In T.R. Ried's documentary, Sick Around the World, there's a great scene where he asks a British doctor or hospital manager to show him the medical billing department--it was a mere single drawer in a small desk.
 
Isn't the economic aspect of it, which is what this debate is really all about, about coverage and insurance? We can talk about the relationship between patients and their providers all we want, but at some point someone has to pay the providers.


If the intent was to pay providers we wouldn't need a few thousand pages to do so.

It's called the Golden Rule. He who has the gold makes the rules. That's how it always is, but the government can do things quite nasty which is completely unintentional simply by not understanding fully the consequences of their actions.

I've used the "Walking Dead Man" as an example where Medicaid changed the rules before he got his new card, and consequently he won't get his AIDS med until it's too late. Anyone attempting to circumvent the system is considered to have committed a criminal act.

He has insurance, and it's a literal crime for him to use it.

Why did this happen? Because the legislature wanted to curb fraud. They created rules which didn't take into account how that would legally be interpreted by the bureaucracy and law enforcement.

If they changed the rules now, it's almost certainly too late.

I've been told that this isn't important to the big picture.
 
What do you think a bipartisan bill would look like? How would it increase coverage while reducing medical bankruptcies and decreasing the percentage of GDP that we spend on health care? Would it really be anything more than, "Don't get sick and if you do, die quickly" with a smiley face sticker on it?

What do I think it could look like?
Re: Cost cutting.
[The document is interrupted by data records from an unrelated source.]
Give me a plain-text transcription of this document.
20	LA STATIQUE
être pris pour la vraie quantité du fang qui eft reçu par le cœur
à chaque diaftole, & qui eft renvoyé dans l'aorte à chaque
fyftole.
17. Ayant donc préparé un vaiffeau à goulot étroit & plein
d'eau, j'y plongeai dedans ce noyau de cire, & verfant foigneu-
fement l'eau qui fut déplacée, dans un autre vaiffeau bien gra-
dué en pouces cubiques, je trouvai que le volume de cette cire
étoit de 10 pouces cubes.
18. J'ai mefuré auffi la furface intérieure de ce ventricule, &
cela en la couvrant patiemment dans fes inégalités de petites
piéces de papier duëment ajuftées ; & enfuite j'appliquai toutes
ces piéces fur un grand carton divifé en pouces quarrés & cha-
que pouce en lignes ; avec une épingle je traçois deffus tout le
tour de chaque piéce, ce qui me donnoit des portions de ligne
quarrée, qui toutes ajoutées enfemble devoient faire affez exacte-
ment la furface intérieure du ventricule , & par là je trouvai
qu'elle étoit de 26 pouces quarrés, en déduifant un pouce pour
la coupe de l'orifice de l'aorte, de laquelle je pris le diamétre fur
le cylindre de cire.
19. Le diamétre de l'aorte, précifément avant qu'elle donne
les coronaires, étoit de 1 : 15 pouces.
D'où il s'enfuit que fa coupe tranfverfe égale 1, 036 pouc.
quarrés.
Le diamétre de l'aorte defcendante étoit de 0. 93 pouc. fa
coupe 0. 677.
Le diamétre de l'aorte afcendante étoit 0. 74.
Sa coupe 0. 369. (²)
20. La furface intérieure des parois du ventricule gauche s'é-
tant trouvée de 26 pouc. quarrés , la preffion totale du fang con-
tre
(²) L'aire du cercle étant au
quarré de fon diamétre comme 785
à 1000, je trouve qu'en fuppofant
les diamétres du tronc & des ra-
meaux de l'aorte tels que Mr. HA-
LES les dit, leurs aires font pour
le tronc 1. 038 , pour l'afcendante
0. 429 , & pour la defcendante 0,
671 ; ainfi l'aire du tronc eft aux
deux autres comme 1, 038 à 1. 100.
Get some cost cutting measures in there. I'd prefer they focus on where the bulk of the costs are currently incurred - chronic ilness. Physicians say we need standards of care, to be established by the the relative authoritative medical standards boards, which would substantially cut costs etc. But I think even something less effective like simple tort reform would induce enough Repubs to sign up and get a bill passed.

Re: Abortion. Stick with long established precedent and keep abortion funds out of the bill, you'll bring back some dems and won't scare away some repubs.

Re: Immigrants. The current bill doesn't allow legal immigrants to participate. The illegal immigration problem is of great concern to me, but even I do not understand why legal immigrants are excluded etc. This will bring back some of the Hispanic Caucus. I don't think Repubs would have a problem with legal immigrants participating.

Re: Medical Bankruptcies are best addressed through expanded coverage and HC insurance reform. Both of these are substanially addressed in the current bill AFAIK.

A big 'hang up' for many repubs and conservatives is forced purchase of HC insurance, even so with the addition of the above items I think they could get passage anyway.

Listen to Julien Epstein (worked in the Clinton Admin), he basically says the same thing. I.e., not that hard to get passage by throwing in some cost-cutting measures etc so favored by the Repubs. You're not trying to get every Repub to vote for it, just enough for passage.

Fern
 
Q: What happens if the health care bill fails?
A: This poor woman will be forced to pay for her own health care costs.


hmmm, wonder why the Dems don't trot her out for Obama's pep rallies?

hahahahah oh man thats classic.

You bring up a valid point being that americans are fucking stupid. You would have your jackass type breaking as many bones as they can on camera and getting free healthcare just to fuck with the system and have an audience. I mean i gots mines so maybe i should just let them all die.

However after reading she is getting paid to do it so she probably has health insurance through some llc she has set up for herself. Meaning we will pay for her anyhow. All the more reason to tax that food she eats.